Movie Review: THE AGE OF ADALINE
By Kimberly Gadette (doddleNEWS)
The Age of Adaline is indeed a romantic drama. But the romance that captivates most is the one between the camera and the sparkling city of San Francisco. Followed by the touching relationship between the eternally 29-year-old Adaline (Blake Lively) and her now 80-year-old daughter, Ellen Burstyn's Flemming (as seen in photo 1). Coming up an anemic third, we get the deep stares and sighs shared between Adaline and her love-at-first-sight suitor, the exceedingly rich philanthropist Ellis (Michiel Huisman).
Nicholas Sparks may want to sue for plagiarism.
The film opens with a protracted voiceover by an unseen narrator. After he gives us thumbnail sketches about Adaline's first few decades on the planet, including her whirlwind courtship, marriage, motherhood and the early death of her husband, the narrator goes into great length about how fate and nature conspired to whip up a crazy quilt of a freak snow storm, a car crash, lightning and hypothermia, all of which resulted in freezing Adaline's aging process at the age of 29. (Note: Long expository voiceovers are usually a clue that the screenwriters are either lazy, somewhat untalented, or that the production budget couldn't afford the extra bucks it would take to show, rather than tell.) The narrator delivers yet another rambling voiceover near the end, telling us exactly what we've just seen. Call it unnecessary or, worse, an insult to the intelligence of the audience.
Back to our heroine's improbable story: When, during the early 50s, the police and the FBI grew suspicious that the age reflected on Adaline's driver license didn't correlate with a woman who looked two decades younger, Adaline realized she'd have to protect herself by taking on new identities and residences every decade. That said, if today's lawmen were tasked with the job of locking up every woman who appeared 20 years younger than her chronological age, who would be left to take down the bad guys?
"911, what's your emergency?"
"A vicious gang of thugs armed with AK-47s are killing children in the street."
"Sorry, ma'am. We've just been flooded with another wave of suspiciously young ladies and until we can sort it all out, you're going to have to wait."
The mystery is not in Adaline's agelessness but more to the fact that the woman never gains a pound, never experiences any severe accidents and, even in the depths of her beautiful despair, never considers throwing herself off the Golden Gate Bridge. (She may be ageless, but she isn't free from physical injury, as depicted in a scene when her then-doctor boyfriend has to stitch up a deep cut in her hand. The scar fades, but will always remain.) In this beauty-obsessed culture, look for Adaline to become the apotheosis of womanly perfection.

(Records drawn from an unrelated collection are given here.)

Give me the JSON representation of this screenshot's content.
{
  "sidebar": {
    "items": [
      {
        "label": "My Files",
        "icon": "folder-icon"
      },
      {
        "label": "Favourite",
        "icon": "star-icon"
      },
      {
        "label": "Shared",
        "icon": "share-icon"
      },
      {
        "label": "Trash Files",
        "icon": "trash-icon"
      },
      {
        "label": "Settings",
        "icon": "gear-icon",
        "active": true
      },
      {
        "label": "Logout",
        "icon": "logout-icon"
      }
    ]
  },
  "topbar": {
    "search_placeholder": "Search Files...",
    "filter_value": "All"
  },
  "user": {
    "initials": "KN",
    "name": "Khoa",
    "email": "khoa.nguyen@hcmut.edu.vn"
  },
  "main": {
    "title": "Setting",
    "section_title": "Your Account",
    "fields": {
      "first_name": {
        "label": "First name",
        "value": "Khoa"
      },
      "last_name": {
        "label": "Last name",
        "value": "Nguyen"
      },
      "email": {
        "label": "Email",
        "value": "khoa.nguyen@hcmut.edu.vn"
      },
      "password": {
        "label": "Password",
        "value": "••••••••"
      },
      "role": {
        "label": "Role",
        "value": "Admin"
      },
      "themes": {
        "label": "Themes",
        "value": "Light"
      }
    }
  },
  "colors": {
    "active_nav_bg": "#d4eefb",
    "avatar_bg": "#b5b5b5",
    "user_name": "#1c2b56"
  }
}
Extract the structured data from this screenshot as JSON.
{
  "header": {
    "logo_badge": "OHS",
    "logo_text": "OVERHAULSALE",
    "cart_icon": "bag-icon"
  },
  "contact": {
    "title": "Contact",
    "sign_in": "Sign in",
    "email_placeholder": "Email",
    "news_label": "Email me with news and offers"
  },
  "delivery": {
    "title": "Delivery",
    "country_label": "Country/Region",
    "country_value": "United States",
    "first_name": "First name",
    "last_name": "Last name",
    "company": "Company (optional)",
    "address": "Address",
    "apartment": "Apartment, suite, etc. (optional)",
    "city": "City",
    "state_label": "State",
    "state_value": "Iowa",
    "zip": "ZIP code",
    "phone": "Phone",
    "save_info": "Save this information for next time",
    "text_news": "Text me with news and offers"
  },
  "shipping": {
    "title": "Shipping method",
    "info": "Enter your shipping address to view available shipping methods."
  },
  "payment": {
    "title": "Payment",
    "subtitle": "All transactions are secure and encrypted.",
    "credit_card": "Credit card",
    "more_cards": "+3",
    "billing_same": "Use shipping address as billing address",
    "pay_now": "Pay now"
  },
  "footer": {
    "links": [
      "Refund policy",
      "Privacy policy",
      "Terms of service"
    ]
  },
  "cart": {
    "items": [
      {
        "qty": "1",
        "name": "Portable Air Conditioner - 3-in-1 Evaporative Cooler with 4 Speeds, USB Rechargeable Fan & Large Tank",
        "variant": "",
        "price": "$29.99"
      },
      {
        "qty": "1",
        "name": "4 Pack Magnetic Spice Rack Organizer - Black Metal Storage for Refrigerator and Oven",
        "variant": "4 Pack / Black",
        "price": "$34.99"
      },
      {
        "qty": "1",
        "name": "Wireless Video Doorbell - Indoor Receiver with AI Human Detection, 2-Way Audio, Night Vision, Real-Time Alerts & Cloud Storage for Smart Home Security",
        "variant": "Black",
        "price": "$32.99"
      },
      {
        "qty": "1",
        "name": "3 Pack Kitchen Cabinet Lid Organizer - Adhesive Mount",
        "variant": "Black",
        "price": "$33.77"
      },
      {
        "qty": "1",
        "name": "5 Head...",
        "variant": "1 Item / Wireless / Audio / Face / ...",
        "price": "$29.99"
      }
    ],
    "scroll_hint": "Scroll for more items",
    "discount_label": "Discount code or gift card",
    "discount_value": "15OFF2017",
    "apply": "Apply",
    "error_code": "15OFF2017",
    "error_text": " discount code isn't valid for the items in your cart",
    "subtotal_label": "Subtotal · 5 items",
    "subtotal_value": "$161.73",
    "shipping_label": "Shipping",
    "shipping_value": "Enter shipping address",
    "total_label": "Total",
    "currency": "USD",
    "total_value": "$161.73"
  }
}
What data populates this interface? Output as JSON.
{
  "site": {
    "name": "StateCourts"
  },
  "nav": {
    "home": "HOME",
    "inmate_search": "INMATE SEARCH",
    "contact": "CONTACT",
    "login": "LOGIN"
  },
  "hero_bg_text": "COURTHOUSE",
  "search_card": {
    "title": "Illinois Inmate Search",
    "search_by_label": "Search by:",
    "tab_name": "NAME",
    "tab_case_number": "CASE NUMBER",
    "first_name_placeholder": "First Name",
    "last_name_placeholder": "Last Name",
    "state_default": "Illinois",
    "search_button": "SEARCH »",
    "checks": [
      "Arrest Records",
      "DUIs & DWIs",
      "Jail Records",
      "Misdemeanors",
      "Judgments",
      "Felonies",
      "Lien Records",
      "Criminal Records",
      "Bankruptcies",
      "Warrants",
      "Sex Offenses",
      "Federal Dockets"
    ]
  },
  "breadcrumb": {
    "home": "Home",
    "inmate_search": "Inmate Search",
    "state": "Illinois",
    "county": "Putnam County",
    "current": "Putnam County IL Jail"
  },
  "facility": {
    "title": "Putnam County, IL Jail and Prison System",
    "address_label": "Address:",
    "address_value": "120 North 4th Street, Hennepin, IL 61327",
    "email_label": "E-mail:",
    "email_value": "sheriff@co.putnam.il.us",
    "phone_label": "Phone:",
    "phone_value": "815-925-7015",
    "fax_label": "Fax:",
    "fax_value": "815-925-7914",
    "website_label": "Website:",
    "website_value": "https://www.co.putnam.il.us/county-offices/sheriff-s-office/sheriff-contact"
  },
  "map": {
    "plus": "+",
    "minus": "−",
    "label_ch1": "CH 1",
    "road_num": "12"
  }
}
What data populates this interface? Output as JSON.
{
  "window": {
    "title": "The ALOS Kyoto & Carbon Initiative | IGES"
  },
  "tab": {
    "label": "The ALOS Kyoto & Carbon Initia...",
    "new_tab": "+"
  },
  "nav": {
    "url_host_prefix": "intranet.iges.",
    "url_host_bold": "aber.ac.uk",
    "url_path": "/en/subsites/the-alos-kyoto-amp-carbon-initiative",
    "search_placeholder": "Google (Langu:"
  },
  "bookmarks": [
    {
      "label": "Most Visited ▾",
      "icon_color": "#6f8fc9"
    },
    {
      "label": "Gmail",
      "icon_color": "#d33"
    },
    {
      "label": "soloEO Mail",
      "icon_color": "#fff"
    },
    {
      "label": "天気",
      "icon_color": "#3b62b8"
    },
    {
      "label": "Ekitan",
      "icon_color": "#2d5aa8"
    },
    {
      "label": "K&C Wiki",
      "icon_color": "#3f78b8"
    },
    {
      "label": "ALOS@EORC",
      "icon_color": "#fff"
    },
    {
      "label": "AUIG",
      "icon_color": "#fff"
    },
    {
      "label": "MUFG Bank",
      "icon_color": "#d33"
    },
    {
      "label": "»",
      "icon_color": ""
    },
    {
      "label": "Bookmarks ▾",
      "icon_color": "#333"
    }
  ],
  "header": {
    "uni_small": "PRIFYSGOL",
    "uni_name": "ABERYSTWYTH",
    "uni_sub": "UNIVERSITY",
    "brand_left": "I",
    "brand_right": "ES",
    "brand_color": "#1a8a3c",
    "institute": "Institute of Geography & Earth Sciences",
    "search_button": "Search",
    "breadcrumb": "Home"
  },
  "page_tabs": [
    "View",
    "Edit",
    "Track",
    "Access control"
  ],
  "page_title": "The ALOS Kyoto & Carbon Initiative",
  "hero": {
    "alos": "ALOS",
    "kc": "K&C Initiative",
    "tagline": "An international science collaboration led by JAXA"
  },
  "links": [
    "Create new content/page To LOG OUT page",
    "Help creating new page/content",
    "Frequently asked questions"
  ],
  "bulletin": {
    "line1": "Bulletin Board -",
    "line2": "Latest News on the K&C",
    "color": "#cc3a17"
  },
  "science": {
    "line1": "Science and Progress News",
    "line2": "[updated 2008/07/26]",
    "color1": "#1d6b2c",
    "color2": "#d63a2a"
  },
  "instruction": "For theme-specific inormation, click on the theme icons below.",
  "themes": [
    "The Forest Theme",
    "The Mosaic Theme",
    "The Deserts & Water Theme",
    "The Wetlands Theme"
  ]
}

However, when she meets Mr. Wonderful, Adaline would love to kick-start her clock. If only she knew how.
Since there is no subplot, writers J. Mills Goodloe (who, no surprise, adapted the film The Best of Me from a Nicholas Sparks book of the same name) and Salvador Paskowitz create a faux entanglement when Adaline, currently calling herself Jenny, visits Ellis' parents on the occasion of their anniversary. Harrison Ford, as Ellis' googly-eyed dad, knows immediately that Adaline is his own long-lost love (as seen in photo 2).
OK, let's take a moment here. No one, including Dad, Adaline, nor Junior (who can't help but figure it out) has a problem with the fact that Adaline has had intimate relations with both father and son? No one flinches? It's an "ick" factor that could have easily been solved if her earlier lover had been a family friend, an uncle twice-removed, or the nosy neighbor next door. But dear old Dad? That's just odd.
More conundrums abound: How is it that Adaline appears to be a savant, extraordinarily knowledgeable about each and every minutiae of history since her life began? (My grandmother, who lived to be 100, was a fairly sharp woman ... and even though she, too, experienced 5 decades, she was no Stephen Hawking.) In some of the early scenes, our heroine comes off as Sherlock Holmes incarnate, picking up on small personal clues that would usually escape notice. Additionally, she's got a hot foot whenever she drives. Ergo: Adaline is an 107-year-old mash-up of Hawking, Holmes and Mario Andretti, all dressed up in Gucci with nowhere to go. What a fascinating character the screenwriters never bothered to develop. And Lively, who does her best to be, um, lively, is saddled with the character of a sad-faced young woman who sports a decided lack of personality.
As for the man who would shake up Adaline's world, erasing her fear of committing to an improbable relationship (as seen in photo 3), Huisman's Ellis is a handsome fellow with a nice smile and a killer set of abs ... but devoid of any true spark. As written and directed, the upside is that these two characters are made for each other.
Director Lee Toland Krieger has created a very pretty production, awash with alluring colors and stunning locations. While The Age of Adaline is lovely to look at, we had made the choice to go to the movie house over the museum. We didn't want mere pictures ... we wanted moving pictures. And that makes all the difference.